Office Hours are now in session! Each week we will have the opportunity to meet some of the faculty speakers for Blue 2015 and learn more about them.
Please join me in welcoming Joel Salatin from Polyface Farms. Polyface, Inc. is a family owned, multi-generational, pasture-based, beyond organic, local-market farm and informational outreach in Virginia’s Shenandoah Valley.
What song is at the top of your playlist?
What is a playlist?
When you were a kid, what did you want to be when you grew up?
From my earliest memory, I always wanted to be a farmer. One of my earliest and most poignant childhood memories is of my grandfather’s expansive garden in Indiana, in late summer, surrounded by a T-trellis grape arbor. The purple concord grapes dripped with sweetness and I could just barely reach the dangling fruit, which I ate with gusto. That sense of being swallowed up in abundance, of being nested in complete provision, has propelled me to be a farmer. My great uncle, also in Indiana, had a large flock of chickens out on range. When I went there, again, I felt surrounded by abundance. That security is something I’ve always coveted, not only for its protection but for its freedom from outside manipulation and dependency. To step out of the back door and into a womb of abundance is still my greatest joy. It’s also a visceral object lesson of God’s spiritual grace and provision.
What is the best piece of either personal or professional advice you’ve gotten?
“Lead by example.” My Dad used that often for many issues. I remember him developing the phrase after a discussing with a neighbor our healing plan to quintuple the production on this worn out farm. The neighbor farmer laughed to the point of derision, and Dad always referred to that conversation as the catalyst for his “lead by example.” Often he added a second phrase: “you can’t push on a string.” These have had many ramifications in my life. Leading requires walking the walk, not just talking about the walk. It’s about being real, not fake. It means doing what you know needs to be done rather than talking about what your going to do. Developing a track record is still the best way to create status. The other part is about changing people. People are drawn to new thinking, not pushed to new thinking. And so the two ideas go hand in hand when it comes to moving people: better to lead them than push them. And leading requires examples.
Do you have a favorite quote or scripture verse that motivates and inspires you?
Ecclesiastes 12:13-14: Let us hear the conclusion of the whole matter: Fear God and keep his commandments; for this is the whole duty of man. For God shall bring ever work into judgment, with every secret thing, whether it be good, or whether it be evil.
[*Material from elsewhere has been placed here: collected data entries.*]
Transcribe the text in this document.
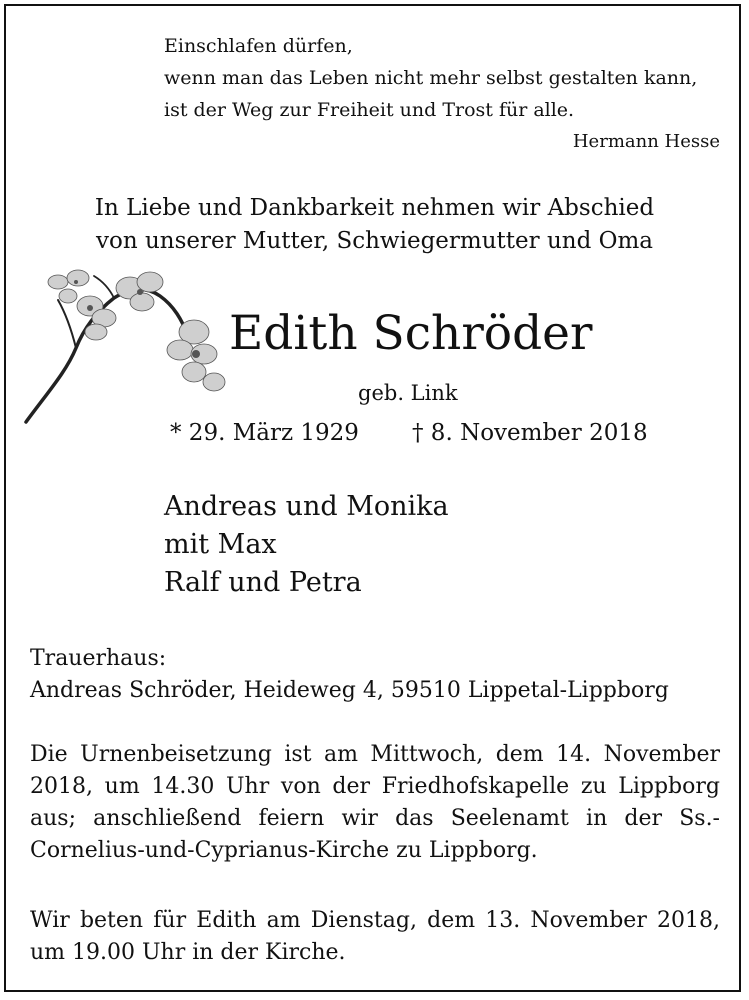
Einschlafen dürfen,
wenn man das Leben nicht mehr selbst gestalten kann,
ist der Weg zur Freiheit und Trost für alle.
Hermann Hesse
In Liebe und Dankbarkeit nehmen wir Abschied
von unserer Mutter, Schwiegermutter und Oma
Edith Schröder
geb. Link
* 29. März 1929 † 8. November 2018
Andreas und Monika
mit Max
Ralf und Petra
Trauerhaus:
Andreas Schröder, Heideweg 4, 59510 Lippetal-Lippborg
Die Urnenbeisetzung ist am Mittwoch, dem 14. November 2018, um 14.30 Uhr von der Friedhofskapelle zu Lippborg aus; anschließend feiern wir das Seelenamt in der Ss.-Cornelius-und-Cyprianus-Kirche zu Lippborg.
Wir beten für Edith am Dienstag, dem 13. November 2018, um 19.00 Uhr in der Kirche.
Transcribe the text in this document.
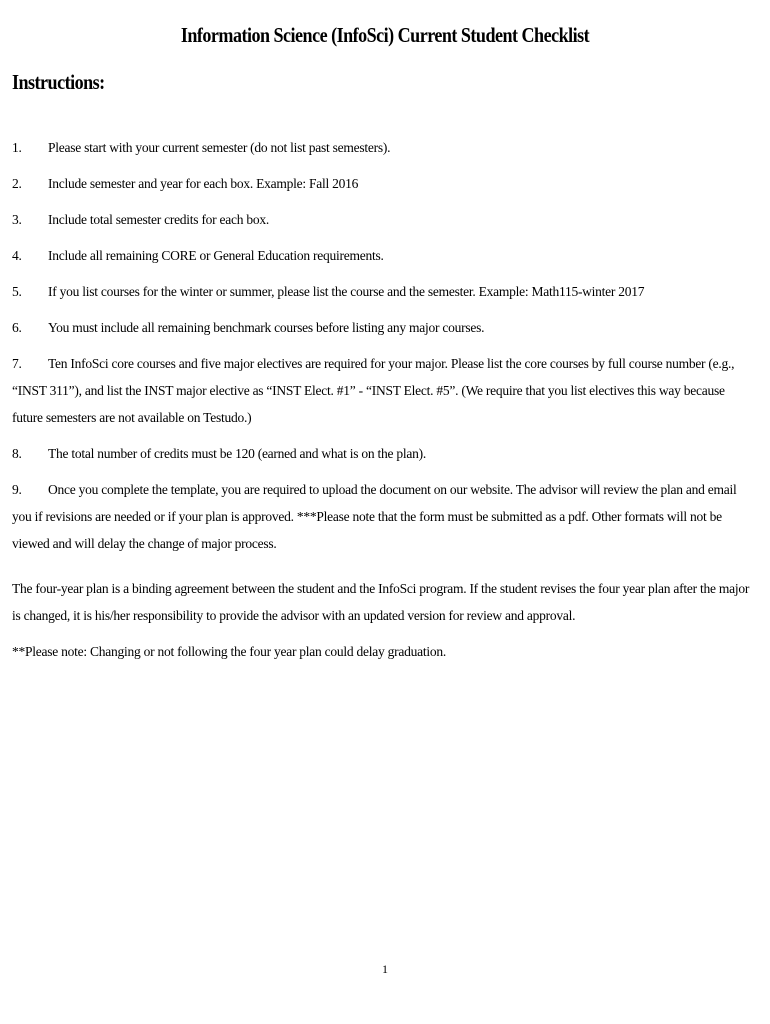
Information Science (InfoSci) Current Student Checklist
Instructions:
1. Please start with your current semester (do not list past semesters).
2. Include semester and year for each box. Example: Fall 2016
3. Include total semester credits for each box.
4. Include all remaining CORE or General Education requirements.
5. If you list courses for the winter or summer, please list the course and the semester. Example: Math115-winter 2017
6. You must include all remaining benchmark courses before listing any major courses.
7. Ten InfoSci core courses and five major electives are required for your major. Please list the core courses by full course number (e.g., “INST 311”), and list the INST major elective as “INST Elect. #1” - “INST Elect. #5”. (We require that you list electives this way because future semesters are not available on Testudo.)
8. The total number of credits must be 120 (earned and what is on the plan).
9. Once you complete the template, you are required to upload the document on our website. The advisor will review the plan and email you if revisions are needed or if your plan is approved. ***Please note that the form must be submitted as a pdf. Other formats will not be viewed and will delay the change of major process.
The four-year plan is a binding agreement between the student and the InfoSci program. If the student revises the four year plan after the major is changed, it is his/her responsibility to provide the advisor with an updated version for review and approval.
**Please note: Changing or not following the four year plan could delay graduation.
1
This is one of the clearest, most comprehensive instructions I’ve found in the Bible. The biggest tragedy of the human life is to be busy about the wrong things. The New Testament carries these ideas a bit further with the idea of receiving “Well done, though good and faithful servant.” And the biggest tragedy is the folks who say they’ve done wonderful works and Jesus responds: “Depart from from me; I never knew you.” This Ecclesiastes passage contains both of these thoughts, laying a foundation for the why and what of our existence.
Do you have a website or blog to share with our readers?
Read more about Joel:
Joel Salatin is a full-time farmer in Virginia’s Shenandoah Valley. A third generation alternative farmer, he returned to the farm full-time in 1982 and continued refining and adding to his parents’ ideas. The farm services more than 5,000 families, 10 retail outlets, and 50 restaurants through on-farm sales and metropolitan buying clubs with salad bar beef, pastured poultry, eggmobile eggs, pigaerator pork, forage-based rabbits, pastured turkey and forestry products using relationship marketing.
He holds a BA degree in English and writes extensively in magazines such as STOCKMAN GRASS FARMER, ACRES USA, and FOODSHED.
The family’s farm, Polyface Inc. (“The Farm of Many Faces”) has been featured in SMITHSONIAN MAGAZINE, NATIONAL GEOGRAPHIC, GOURMET and countless other radio,television and print media. Profiled on the Lives of the 21st Century series with Peter Jennings on ABC World News, his after-broadcast chat room fielded more hits than any other segment to date. It achieved iconic status as the grass farm featured in the NEW YORK TIMES bestseller OMNIVORE’S DILEMMA by food writer guru Michael Pollan and the award-winning film documentary, FOOD INC.